The naira gained ground against the US dollar last week as the Central Bank of Nigeria (CBN) temporarily halted its foreign exchange (FX) interventions. This pause followed weeks of aggressive FX injections that had increased dollar supply in the market.
The naira traded at ₦1,500 per dollar in the official market, appreciating by 93 kobo week-on-week. At the parallel market, the naira also strengthened, closing at ₦1,505 per dollar, marking a ₦10 gain within the same period.
The gap between the official and parallel market exchange rates has now narrowed to just ₦5, a sign of improved liquidity and reduced speculation. The launch of Bloomberg BMatch, an electronic FX trading platform, has also contributed to a more transparent and efficient market.
Despite short-term gains, concerns remain over the sustainability of the naira’s strength. In February, the naira depreciated by 1.69% in the official market but appreciated by 7.33% in the parallel market, bringing its year-to-date gain to 2.48% and 9.67%, respectively, according to TrustBanc Financial Group.

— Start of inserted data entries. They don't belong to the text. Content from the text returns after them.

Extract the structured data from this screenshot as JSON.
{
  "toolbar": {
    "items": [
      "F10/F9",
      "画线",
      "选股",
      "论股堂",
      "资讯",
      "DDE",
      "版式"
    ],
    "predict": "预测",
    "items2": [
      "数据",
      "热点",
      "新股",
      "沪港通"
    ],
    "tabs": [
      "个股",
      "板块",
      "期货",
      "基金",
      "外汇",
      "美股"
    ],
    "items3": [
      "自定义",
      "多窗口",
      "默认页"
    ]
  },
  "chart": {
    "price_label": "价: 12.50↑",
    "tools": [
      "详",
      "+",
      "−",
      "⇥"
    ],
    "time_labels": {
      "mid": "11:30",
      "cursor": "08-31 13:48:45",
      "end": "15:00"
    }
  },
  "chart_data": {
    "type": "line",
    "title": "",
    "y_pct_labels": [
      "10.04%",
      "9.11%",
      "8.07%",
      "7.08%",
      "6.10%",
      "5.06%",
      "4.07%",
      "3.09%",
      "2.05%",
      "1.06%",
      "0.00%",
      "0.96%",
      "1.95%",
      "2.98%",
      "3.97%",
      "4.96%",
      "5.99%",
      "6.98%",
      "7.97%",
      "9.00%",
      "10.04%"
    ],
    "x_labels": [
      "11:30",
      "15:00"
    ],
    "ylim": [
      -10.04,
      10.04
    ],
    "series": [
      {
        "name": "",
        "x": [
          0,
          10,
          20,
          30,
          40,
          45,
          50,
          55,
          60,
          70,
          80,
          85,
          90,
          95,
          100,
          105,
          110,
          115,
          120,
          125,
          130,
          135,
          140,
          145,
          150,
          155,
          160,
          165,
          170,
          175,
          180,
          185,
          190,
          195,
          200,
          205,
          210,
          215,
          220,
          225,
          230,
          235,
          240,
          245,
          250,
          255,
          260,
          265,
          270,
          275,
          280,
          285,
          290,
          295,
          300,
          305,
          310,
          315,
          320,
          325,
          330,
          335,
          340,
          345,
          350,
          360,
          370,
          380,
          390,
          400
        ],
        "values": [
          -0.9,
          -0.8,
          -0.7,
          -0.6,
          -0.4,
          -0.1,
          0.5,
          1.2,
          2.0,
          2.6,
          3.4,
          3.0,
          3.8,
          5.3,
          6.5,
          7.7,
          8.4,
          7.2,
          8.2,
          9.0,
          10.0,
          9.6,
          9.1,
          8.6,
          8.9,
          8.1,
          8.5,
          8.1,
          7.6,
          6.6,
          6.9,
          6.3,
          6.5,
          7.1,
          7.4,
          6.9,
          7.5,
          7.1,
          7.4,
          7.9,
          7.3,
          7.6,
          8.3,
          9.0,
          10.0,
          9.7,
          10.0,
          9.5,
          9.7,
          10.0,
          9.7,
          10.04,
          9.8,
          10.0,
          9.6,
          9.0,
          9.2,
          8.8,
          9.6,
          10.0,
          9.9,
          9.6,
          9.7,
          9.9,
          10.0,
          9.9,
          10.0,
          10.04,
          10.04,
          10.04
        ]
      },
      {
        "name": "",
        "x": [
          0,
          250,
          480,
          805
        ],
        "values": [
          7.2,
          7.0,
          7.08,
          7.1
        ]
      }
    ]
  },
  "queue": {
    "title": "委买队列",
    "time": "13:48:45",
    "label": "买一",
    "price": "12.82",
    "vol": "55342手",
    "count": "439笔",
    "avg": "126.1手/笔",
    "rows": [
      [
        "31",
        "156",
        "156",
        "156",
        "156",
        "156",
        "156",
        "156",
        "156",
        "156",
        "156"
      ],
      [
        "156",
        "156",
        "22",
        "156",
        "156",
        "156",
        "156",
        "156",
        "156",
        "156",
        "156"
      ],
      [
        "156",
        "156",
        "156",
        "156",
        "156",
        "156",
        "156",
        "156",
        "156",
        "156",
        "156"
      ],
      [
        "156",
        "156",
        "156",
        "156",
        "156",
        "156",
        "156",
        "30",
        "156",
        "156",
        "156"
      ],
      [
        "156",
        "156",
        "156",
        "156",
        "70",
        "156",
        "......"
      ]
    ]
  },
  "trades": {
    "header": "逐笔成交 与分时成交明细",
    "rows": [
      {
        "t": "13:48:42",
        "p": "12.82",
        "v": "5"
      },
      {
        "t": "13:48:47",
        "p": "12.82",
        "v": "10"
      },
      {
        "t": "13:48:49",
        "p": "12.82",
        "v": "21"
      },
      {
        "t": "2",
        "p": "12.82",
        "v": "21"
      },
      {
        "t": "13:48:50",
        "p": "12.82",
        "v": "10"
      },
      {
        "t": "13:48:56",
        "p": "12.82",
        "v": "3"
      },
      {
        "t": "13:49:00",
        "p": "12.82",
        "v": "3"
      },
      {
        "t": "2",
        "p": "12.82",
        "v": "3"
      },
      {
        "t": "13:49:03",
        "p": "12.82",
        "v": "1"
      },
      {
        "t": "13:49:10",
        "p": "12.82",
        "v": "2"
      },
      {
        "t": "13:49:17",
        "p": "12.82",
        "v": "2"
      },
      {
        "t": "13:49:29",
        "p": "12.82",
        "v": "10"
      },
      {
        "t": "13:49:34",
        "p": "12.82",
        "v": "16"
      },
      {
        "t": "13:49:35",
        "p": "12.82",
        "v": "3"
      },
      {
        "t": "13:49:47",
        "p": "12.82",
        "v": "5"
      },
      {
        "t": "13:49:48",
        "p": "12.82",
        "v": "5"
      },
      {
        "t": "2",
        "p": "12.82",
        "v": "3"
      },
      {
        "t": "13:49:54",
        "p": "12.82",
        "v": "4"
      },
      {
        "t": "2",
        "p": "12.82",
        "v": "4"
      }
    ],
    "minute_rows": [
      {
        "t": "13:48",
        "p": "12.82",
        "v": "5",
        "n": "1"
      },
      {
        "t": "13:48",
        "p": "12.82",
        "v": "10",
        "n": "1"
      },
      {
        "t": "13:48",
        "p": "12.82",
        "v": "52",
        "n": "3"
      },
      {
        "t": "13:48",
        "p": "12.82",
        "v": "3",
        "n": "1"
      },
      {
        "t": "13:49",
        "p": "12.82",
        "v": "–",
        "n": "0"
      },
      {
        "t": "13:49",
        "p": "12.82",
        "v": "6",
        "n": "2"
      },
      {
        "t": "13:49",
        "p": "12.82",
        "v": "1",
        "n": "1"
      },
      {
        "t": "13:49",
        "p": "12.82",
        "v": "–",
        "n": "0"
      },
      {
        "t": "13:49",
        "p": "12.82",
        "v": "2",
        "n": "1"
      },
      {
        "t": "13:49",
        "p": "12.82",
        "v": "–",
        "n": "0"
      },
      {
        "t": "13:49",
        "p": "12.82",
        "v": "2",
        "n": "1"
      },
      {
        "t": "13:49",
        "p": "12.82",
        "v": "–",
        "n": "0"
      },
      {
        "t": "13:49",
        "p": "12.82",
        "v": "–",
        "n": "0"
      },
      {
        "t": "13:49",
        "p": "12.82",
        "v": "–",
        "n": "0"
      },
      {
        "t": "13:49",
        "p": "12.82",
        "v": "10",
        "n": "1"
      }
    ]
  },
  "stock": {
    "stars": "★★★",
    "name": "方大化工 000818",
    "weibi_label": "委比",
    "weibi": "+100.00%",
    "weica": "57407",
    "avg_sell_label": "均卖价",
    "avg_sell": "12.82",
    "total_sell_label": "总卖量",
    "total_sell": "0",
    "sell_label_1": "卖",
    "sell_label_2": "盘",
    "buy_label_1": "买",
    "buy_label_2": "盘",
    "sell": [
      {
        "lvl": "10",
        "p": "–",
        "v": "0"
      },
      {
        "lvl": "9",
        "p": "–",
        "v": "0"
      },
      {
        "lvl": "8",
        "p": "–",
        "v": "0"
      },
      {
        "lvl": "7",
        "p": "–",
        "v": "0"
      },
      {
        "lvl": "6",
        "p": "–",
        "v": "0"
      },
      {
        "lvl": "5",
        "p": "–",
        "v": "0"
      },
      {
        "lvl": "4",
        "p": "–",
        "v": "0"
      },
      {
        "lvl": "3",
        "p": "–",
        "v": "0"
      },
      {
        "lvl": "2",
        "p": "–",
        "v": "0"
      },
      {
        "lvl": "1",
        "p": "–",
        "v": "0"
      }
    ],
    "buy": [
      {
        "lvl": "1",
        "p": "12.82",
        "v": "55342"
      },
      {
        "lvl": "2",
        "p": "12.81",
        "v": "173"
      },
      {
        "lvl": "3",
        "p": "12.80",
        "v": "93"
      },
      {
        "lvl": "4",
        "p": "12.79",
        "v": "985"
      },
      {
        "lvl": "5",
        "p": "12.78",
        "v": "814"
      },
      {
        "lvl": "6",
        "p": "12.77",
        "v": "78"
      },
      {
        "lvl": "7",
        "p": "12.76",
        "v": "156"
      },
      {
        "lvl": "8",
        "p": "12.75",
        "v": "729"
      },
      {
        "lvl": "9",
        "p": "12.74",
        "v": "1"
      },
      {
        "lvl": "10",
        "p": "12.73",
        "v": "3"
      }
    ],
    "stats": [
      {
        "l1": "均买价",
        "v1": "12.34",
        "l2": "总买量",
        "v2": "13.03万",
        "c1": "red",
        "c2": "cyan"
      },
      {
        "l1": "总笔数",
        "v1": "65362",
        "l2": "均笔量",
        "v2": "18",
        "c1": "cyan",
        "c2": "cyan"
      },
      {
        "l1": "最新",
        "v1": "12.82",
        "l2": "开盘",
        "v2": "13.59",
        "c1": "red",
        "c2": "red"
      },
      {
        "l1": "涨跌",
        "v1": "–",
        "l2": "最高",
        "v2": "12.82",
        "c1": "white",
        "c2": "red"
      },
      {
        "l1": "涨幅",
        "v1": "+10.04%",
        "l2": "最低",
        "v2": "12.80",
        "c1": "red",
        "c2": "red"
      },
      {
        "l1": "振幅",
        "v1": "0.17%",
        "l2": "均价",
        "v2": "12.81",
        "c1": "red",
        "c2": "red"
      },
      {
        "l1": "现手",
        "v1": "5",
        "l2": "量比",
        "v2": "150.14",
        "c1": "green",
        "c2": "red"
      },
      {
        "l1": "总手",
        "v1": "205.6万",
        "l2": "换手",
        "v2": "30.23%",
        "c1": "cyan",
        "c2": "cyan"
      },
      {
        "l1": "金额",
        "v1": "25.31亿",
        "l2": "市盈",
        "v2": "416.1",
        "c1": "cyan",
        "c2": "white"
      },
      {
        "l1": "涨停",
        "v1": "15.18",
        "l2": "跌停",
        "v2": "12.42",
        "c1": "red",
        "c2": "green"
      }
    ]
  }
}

Nigeria’s external reserves have dipped to $39.10 billion, which some analysts attribute to ongoing FX interventions. However, investment banking firms believe the CBN is primarily using these reserves to support market liquidity rather than directly controlling the exchange rate.
While CBN’s recent policies have provided temporary relief, experts warn that lasting stability requires structural reforms. Speculative hoarding of dollars remains a challenge, and while increased FX inflows from foreign investors and remittances have helped, long-term stability depends on economic fundamentals.
Looking ahead, Nigeria’s renewed bilateral FX swap agreement with China could help support liquidity. With trade volumes between the two countries reaching nearly $15 billion, this deal ensures continued FX flow, reducing pressure on the naira.